A not-for-profit organization is working with farmers in arid areas to tap into their natural resources and diversify their income with a honey beauty products venture in Laikipia and Samburu areas being the latest success story having now exposed farmers to export markets and provided alternative income.
To build and strengthen organisational structures and value chains, the project has provided extension support and training in areas like business and finance management, beekeeping technologies, and organic farming to more than 831 producers, organised into 34 groups. By providing these services, Desert Edge, the organization behind the project, aims to assist producers in the region to operate more efficiently and achieve higher quality products, while maintaining their natural resource base.
“Developing ethical businesses in this remote and underdeveloped region requires organised groups, experience in technical aspects of production, exposure to fair markets, the existence of traceability, and an understanding of financial management,” explains Susie Wren from Desert Edge.
“Desert Edge upholds ethical and sustainable trade in bio-products that is based on sound management, and strong value chains that operate through transparency and traceability systems,” Wren adds.

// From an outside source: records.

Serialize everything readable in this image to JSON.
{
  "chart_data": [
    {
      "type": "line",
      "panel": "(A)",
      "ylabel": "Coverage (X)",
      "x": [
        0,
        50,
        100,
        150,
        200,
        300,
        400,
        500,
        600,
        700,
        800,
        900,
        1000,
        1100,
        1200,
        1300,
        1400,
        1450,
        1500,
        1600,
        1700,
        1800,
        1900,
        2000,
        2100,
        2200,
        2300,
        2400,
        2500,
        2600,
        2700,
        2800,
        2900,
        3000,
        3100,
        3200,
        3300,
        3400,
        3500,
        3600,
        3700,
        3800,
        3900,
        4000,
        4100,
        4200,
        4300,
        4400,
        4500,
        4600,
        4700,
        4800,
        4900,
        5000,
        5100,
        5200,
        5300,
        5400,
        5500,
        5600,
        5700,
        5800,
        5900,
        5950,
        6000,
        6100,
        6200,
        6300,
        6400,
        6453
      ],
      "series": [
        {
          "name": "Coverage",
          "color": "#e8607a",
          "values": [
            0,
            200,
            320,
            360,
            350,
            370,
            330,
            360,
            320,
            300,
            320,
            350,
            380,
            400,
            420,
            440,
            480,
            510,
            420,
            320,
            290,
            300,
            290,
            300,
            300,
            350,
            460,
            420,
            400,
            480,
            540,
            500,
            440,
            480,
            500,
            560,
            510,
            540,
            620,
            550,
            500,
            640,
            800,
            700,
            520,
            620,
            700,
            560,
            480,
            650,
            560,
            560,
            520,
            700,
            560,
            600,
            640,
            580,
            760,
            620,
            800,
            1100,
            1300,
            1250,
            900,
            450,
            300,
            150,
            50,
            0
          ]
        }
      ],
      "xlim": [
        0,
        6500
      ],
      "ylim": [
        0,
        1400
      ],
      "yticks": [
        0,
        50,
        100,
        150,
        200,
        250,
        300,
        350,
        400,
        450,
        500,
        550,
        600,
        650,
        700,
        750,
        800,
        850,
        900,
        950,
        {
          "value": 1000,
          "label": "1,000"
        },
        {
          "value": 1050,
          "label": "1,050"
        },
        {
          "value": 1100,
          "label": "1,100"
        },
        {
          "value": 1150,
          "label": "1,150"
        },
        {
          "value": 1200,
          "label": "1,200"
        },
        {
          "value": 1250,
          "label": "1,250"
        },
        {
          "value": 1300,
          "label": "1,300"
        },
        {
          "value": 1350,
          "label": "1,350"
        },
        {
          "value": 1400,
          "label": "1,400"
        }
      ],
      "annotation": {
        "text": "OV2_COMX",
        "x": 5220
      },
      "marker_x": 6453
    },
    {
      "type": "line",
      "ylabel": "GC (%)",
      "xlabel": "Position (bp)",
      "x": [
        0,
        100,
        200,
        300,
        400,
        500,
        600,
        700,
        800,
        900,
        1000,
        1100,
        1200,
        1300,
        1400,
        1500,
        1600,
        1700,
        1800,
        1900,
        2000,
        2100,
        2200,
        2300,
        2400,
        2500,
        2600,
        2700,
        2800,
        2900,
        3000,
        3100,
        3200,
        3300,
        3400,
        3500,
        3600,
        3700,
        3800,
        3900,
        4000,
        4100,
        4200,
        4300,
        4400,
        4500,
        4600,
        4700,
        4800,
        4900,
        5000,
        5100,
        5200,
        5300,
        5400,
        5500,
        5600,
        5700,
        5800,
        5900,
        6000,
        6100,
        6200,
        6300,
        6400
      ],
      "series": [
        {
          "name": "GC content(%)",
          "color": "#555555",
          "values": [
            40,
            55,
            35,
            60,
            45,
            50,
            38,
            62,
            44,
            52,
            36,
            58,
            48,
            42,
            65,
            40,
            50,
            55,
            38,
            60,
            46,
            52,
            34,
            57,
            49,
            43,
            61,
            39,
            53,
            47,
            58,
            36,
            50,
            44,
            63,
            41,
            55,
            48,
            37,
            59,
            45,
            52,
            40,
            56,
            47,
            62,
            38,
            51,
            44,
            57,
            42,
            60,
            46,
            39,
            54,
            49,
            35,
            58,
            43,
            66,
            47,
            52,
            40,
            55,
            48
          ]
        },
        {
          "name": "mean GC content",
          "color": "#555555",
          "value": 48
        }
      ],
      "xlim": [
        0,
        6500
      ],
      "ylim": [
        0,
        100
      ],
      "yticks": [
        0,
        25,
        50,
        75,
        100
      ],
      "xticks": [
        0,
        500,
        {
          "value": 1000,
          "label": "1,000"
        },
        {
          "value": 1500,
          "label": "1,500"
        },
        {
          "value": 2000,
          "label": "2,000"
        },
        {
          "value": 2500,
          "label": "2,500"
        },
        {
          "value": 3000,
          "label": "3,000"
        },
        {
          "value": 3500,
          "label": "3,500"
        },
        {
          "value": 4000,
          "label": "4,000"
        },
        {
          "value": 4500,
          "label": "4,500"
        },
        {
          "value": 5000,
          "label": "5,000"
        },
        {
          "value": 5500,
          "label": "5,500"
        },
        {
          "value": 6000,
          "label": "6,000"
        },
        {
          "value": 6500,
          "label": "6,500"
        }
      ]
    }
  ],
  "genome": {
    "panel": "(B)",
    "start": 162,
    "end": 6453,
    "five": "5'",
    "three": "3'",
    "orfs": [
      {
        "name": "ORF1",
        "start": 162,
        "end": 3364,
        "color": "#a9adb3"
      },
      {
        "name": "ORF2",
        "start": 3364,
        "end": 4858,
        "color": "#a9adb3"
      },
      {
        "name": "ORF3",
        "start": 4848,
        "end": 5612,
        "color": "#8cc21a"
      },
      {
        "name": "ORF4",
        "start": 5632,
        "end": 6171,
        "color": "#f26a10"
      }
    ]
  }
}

To achieve this, the company provides technical training and extension support, development of internal control systems, used for the development of strong supply chains and for organic certification compliance, and ongoing monitoring. “The aim is to provide tangible incentives to producers to sustainably manage natural resources.” Desert Edge has also established a laboratory to chemically analyse plant compounds, and field trials to develop viable enterprises from the domestication of certain indigenous plant species, such as hypericum, plectranthus, ocimum and hypoxis species.

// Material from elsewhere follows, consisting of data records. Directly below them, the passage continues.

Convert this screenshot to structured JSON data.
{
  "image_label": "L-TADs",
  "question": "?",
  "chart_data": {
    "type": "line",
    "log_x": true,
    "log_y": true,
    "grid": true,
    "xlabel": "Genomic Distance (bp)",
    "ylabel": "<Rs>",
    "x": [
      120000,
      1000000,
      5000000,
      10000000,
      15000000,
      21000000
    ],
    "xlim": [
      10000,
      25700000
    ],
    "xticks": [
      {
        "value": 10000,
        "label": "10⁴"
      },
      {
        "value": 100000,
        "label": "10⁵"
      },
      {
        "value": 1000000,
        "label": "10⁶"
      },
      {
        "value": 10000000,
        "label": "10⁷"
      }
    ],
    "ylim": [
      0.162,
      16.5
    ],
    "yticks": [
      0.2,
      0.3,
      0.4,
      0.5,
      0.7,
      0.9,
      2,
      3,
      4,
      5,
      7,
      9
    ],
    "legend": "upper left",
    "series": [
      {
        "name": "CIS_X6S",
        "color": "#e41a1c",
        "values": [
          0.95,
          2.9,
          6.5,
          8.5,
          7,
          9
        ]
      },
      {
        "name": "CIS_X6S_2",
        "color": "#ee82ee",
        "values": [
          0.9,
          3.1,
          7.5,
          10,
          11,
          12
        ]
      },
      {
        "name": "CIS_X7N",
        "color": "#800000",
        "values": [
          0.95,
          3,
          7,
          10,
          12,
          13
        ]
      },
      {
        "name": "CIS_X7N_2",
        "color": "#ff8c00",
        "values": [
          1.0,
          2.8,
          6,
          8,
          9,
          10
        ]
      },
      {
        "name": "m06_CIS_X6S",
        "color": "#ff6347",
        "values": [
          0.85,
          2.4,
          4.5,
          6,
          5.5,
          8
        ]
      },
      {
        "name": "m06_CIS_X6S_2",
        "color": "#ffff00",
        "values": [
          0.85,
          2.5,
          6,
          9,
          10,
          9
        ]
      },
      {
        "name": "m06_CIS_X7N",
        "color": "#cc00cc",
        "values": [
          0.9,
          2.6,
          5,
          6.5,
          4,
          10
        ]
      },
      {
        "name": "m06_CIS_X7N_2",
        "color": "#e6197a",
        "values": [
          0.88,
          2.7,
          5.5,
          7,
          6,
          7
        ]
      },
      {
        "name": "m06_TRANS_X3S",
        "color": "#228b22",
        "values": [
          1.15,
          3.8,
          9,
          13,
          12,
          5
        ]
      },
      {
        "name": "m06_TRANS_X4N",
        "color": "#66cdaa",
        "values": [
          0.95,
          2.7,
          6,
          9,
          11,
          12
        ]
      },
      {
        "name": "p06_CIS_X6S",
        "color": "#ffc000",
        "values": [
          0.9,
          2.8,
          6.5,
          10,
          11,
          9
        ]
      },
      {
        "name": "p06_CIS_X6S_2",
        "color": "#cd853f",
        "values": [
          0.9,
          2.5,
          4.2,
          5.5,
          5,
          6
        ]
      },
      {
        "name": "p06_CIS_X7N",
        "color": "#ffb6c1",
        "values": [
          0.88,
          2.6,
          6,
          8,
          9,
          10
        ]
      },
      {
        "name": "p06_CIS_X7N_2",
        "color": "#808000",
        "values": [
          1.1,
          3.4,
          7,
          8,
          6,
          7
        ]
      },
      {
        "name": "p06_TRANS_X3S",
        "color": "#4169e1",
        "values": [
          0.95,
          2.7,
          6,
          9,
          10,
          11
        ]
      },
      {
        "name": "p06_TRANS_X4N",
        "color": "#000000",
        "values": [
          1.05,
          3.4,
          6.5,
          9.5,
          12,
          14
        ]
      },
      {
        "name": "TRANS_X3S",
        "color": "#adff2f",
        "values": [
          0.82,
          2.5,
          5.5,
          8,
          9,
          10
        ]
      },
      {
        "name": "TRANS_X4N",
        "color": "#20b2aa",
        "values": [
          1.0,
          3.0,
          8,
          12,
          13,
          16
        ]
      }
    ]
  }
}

Desert Edge enables women to play a stronger role in harvesting, processing, and packaging by providing skills and guidance through ongoing technical and business training and mentoring. Women have also been helped to open bank accounts in order to receive payment from Desert Edge for their products. The training sessions have also been designed to be practical, and are held in community areas, to allow women to participate more easily.
Raw and semi-processed bio-products that have met quality control standards are purchased at a nationally competitive price from the producers at seven depots constructed and equipped by Desert Edge. With the use of a central processing facility and two honey refineries, the semi-processed products are then processed, packed, and branded before being dispatched to retail or export markets. An additional ten per cent of the profit from the processed products is then given to the producers. “Desert Edge is using ethical trade to achieve positive social and environmental change, and assisting vulnerable communities to develop more resilience to climate change,” Wren added.

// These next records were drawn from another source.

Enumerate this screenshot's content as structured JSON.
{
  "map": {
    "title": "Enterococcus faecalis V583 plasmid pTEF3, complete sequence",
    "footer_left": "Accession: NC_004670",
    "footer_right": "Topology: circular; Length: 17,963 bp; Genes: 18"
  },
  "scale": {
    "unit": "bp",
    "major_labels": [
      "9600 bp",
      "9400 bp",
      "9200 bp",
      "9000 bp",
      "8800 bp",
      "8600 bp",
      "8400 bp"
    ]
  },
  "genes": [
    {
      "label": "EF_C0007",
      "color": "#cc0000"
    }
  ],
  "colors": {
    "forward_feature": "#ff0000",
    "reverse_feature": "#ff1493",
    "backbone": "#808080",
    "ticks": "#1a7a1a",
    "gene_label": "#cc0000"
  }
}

Honey, herbal teas, healthcare products and body and face care products are currently sold to national retail outlets and hotel chains. Desert Edge has also developed links with ethical buyers of organic and natural products elsewhere in Africa and internationally. In March 2011, full organic status was gained for honey, wax and cape chestnut seed sold for bodycare oil.
To harness extension opportunities and to seek advice and support in relation to creating an enabling legal and policy environment for plant-based enterprise development, Desert Edge established strong links with the Ministry of Livestock Development and the Ministry of Agriculture. “This pioneering and innovative approach has attracted strong interest from the Kenyan government and the development sector,” Wren says. “Desert Edge is working in conjunction with a government consortium to ensure that the process informs national policy and meets international sustainable wild harvesting regulations.”
“From the training and extension input, the groups have grown in size, supply has increased and both women and men are confident to adapt and diversify their livelihoods to include bio-enterprise activities,” explains Maxwell Lumbasi, product and business development manager for Desert Edge. “Through the income raised from the sale of honey and aloe to Desert Edge I am now able to send my second child to school,” adds Ngina Muthoka.
To ensure a lasting impact, Desert Edge is aiming to reach the point where profits gained through the ethical trade of bio-products will finance the service provision. And by continuing to build producers’ capacity to improve production and processing techniques, Desert Edge hopes to increase supply and trade, while protecting the natural resource base. In addition to selling honey and wax products, the company also hopes to expand its collection, processing and marketing to include apitherapy products, phyto-medicines and supplements.
“Sustainable development of these enterprises provides valuable opportunities for communities to diversify into sound, viable, and climatically resilient enterprises, at the same time as taking an active role in the long-term conservation of the environment,” Wren concluded.